Sayfalar


ULUSAL İLETİŞİM AĞI

9 Eylül 2010 Perşembe

Türkiye Çocuk Politikasını Oluşturmak İçin Artık Beklememeli

04 Haziran 2007

Çocuklar için ne yapıyoruz sorusunu soracağınız herkes birçok şeyi nefes almadan sıralayacaktır. Ama aklındaki hep kendi çocuğudur. Böyle olunca da çocuklarımız sözcüğü hep havada kalan bir sözcük olmaktadır.  
Hiç kimse kendi çocuğu dışındaki çocuklar için birşeyler yapmayı önceliği olarak değerlendirmemektedir. Bu önceliği değerlendirmeyenler sayıldığında ilk sırada da siyaset yapanlar gelmektedir.
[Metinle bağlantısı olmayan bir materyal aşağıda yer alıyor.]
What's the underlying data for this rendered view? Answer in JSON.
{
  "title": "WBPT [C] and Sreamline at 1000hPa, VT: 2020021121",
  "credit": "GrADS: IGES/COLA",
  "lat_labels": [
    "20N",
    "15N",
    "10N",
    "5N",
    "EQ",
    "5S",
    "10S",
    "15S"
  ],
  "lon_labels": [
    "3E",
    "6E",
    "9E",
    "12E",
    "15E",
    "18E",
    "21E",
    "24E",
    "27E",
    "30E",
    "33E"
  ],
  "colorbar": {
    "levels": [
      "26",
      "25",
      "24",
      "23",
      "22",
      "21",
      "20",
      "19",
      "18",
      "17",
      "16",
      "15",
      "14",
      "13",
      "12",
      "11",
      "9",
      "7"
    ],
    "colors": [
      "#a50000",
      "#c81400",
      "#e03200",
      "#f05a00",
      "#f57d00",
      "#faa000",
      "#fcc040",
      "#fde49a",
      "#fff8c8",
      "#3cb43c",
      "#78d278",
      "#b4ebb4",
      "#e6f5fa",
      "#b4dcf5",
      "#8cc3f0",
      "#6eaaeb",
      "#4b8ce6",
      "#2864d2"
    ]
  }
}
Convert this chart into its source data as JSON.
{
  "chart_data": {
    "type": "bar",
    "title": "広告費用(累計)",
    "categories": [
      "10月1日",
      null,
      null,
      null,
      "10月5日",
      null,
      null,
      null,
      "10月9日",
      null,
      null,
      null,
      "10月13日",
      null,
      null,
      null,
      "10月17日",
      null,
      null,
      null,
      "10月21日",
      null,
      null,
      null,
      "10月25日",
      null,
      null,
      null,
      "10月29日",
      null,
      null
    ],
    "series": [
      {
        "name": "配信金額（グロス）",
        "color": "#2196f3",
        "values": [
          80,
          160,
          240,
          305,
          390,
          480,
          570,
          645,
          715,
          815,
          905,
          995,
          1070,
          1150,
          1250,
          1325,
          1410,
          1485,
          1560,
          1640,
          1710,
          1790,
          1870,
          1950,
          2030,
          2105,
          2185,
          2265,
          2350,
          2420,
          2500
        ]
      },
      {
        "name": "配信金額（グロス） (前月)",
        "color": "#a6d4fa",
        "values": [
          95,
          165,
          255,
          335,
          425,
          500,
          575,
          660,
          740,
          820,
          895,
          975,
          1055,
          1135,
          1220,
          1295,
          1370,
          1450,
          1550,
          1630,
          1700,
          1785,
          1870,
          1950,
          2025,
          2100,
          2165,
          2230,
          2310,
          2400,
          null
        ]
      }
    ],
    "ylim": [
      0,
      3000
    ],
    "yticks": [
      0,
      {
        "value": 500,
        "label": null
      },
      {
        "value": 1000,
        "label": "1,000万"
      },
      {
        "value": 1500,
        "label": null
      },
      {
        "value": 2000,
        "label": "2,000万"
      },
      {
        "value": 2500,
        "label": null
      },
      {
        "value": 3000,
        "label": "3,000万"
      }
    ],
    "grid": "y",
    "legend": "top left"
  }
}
Siyaset yapanlar bu konudan o kadar uzaktırlar ki iktidara gelindiğinde yaptıkları sadece kadın ve çocuktan sorumlu devlet bakanını atayıp sonra da ondan bir şeyler yapmasını beklemekle sınırlı kalır. Ondan sonra devlet adına yapılanlar çocuk için yapılanların tamamını oluşturur.
Bu ülkenin çocuk politikası 2007’de hala oluşturulmamış ve üzerinde tartışılmamıştır. Çocuk politikası  sadece günlük yapılanlarla sınırlı kalmış ve herkes de bu duruma rıza göstermiştir. Sokak çocukları göz önüne alındığında gündem bununla sınırlı kalmış, kuş gribi salgını olduğunda da sadece gündeme sağlık sorunları gelmiştir.
Bu durumda sağlık ayrı yaklaşımlar göstermiş, sosyal hizmetler kendi başına çalışmış, eğitimciler birşeyler yaptığında bunu kimseye danışma gereğini duymamıştır. Herkes bildiğini okumuştur.
Günlük yaşayan, balık hafızasına sahip bir toplumda her şey çabucak unutulduğundan kimsenin aklına yaşananlar ve sonuçları gelmemektedir. Bugün korunmaya muhtaç çocuklar konusunda girdiğimiz çıkmaz, sonuç olarak kahramanlarının çocuklar olduğu yıllık 4 milyar dolarlık bir kazancın elde edildiği, suç sektörünün ortaya çıkmasına neden olmuştur. Bunları tartışamayan, konuşamayan ve hiçbir alternatif üretemeyen bir toplum olarak sadece hayıflanmakla tepkimizi gösteriyoruz. Halbuki SHÇEK’deki kadrolaşmanın, imam hatiplilerin doldurulduğu kadrolarla yapılan çalışmaların yetersizliğinin sonuçlarını ve sokakta polislerin yetersizliğinin çocukların suç çetelerinde çok aktif olarak yer almalarını sağladığı gibi sonuçları belki de bu konudaki birinci sorumlu olan Devlet Bakanı bile farkında değildir.
Milli Eğitimdeki kadrolaşmayla kısa dönemli kazançlar elde ettiğini düşünen siyasi kadrolar kayıplarının farkında bile olamayacak kadar kötü durumdalar.
Peki neden? Çünkü bütüncül olan bir çocuk bakış açısına sahip değiliz. Çocukla ilgili herkes sadece kendi baktığı yerden konuya yaklaşıyor. Kendisini sadece o konuda yapması gerekenleri yapmakla yükümlü sayıyor.
Sonuçta çocuk kaybediyor. Türkiye yıllardır çocuk konusunda makyajlarla bir şeyler yapıyor gözükse de radikal olarak çocuk konusunda yerinde sayıyor. Biz de çocuk savunuculuğunda sınıfta kalıyoruz. Çocuk politikası oluşturamadığımız her gün çocuklarımızı kaybediyoruz.
Seçimler bir fırsat. Çocuk politikası oluşturmak için bir fırsat ve bunu da siyasi partilere dikte ettirmek  için en iyi zaman.
Siyasi partiler programlarında çocuklar için yer ayırmalıdır.